With Aaron Ramsey set for Arsenal exit in January, would he get his transfer fees in bitcoin? eToro seems to think so following the interest in blockchain technology some clubs have shown.
“I do feel that within about six to twelve months we will see a player transfer in the Premier League completed using bitcoin,”
CEO and founder of finance think tank B.I.S.S. Research, Gary Wright, seems to agree but says it might happen next year.
If it indeed happens, it won’t be the first the world of soccer has ever known as the fees of a Turkish amateur player was paid in bitcoin in January.
Wright said cryptocurrencies would revolutionize the sector and tackle issues such as curbing third party of ownership of players.
Nonetheless, Wright said bitcoin might not be able to deliver on the promise of more transparency in the sector and he warned that bitcoin may cause greater levels of secrecy and opacity in the sector.
“Currently, if you do a player transfer in a traditional currency [such as GBP], then that money has to go through a central clearing agency, such as the FA,”

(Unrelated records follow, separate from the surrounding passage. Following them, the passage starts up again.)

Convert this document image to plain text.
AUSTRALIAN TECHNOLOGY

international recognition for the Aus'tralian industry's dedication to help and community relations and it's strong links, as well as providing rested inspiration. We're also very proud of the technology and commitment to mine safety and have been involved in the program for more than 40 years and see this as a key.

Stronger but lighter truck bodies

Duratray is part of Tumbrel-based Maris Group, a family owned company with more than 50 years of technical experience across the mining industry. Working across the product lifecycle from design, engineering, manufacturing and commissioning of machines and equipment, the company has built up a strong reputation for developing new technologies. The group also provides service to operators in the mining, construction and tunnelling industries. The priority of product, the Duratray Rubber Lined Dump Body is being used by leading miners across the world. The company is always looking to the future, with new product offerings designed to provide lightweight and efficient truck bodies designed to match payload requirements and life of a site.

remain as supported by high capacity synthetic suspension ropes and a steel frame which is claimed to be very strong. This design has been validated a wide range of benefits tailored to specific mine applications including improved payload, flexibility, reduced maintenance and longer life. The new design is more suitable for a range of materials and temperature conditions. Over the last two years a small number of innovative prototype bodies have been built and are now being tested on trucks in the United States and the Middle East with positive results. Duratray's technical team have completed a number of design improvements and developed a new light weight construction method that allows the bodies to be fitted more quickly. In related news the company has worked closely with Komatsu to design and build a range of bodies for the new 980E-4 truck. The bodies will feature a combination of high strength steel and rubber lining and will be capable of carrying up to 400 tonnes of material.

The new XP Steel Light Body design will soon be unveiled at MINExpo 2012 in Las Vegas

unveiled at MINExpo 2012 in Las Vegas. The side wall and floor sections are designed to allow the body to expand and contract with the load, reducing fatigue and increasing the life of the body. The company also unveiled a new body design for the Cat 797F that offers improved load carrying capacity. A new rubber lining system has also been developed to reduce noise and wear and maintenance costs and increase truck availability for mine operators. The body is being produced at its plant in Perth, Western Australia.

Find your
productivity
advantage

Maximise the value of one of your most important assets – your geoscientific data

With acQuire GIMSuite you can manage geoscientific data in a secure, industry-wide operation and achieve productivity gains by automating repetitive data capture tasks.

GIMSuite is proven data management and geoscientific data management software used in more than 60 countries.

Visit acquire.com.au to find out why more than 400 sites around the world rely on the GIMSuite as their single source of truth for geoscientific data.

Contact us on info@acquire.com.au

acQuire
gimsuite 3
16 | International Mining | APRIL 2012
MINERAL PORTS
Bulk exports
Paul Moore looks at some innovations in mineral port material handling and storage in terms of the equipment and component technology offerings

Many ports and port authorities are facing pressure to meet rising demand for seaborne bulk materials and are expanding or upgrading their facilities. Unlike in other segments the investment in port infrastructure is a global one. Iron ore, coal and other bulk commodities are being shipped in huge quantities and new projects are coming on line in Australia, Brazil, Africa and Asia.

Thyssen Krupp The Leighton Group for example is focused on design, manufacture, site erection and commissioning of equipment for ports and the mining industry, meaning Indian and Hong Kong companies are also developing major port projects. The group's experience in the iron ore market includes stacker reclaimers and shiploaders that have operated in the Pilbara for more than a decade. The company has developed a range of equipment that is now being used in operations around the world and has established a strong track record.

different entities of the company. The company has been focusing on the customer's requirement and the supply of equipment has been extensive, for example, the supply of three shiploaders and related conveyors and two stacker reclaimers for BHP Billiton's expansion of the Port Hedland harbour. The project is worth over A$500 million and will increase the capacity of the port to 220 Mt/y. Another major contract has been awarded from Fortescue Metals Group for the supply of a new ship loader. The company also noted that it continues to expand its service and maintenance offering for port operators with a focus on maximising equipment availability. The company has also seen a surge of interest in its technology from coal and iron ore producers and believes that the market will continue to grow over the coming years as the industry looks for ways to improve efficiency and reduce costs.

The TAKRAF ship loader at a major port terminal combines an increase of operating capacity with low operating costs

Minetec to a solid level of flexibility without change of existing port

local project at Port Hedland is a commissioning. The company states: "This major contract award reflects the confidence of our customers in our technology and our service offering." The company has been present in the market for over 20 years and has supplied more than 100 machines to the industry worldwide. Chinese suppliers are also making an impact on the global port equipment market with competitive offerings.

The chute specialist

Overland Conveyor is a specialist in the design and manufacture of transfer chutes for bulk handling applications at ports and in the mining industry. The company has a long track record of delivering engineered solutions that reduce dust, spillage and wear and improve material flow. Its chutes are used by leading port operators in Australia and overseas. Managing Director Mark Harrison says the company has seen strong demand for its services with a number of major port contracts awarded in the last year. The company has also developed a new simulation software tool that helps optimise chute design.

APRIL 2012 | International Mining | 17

“They see the money, and there’s some transparency in that they see the agents’ fees. Although they can’t stop it, they can actually see what’s going on. With bitcoin, they wouldn’t see that.”
Stepping back, Gandham agreed that yes, you can see follow the money with the right wallet address. And he hopes clubs will make these transactions open.
Other areas of cryptocurrency and the blockchain technology is in helping to bring the club closer to fans.
“At many clubs, there seems to be a growing distance between the supporters and the owners,”
“The clubs need to regain that trust and bridge that gap again, and I think this is one way of doing it. Blockchain technology makes it very easy for them to show the details of player transfers to supporters.”
Nevertheless, Wright warns that before clubs start paying transfer fees in bitcoin, it is vital for key regulations be made available.
“With bitcoin and the blockchain, it’s like the wild west out there,” he says.
“The good is being mixed up with the not so good. There is still an underlying fear that bitcoin is used for nefarious activities – money laundering and the like.”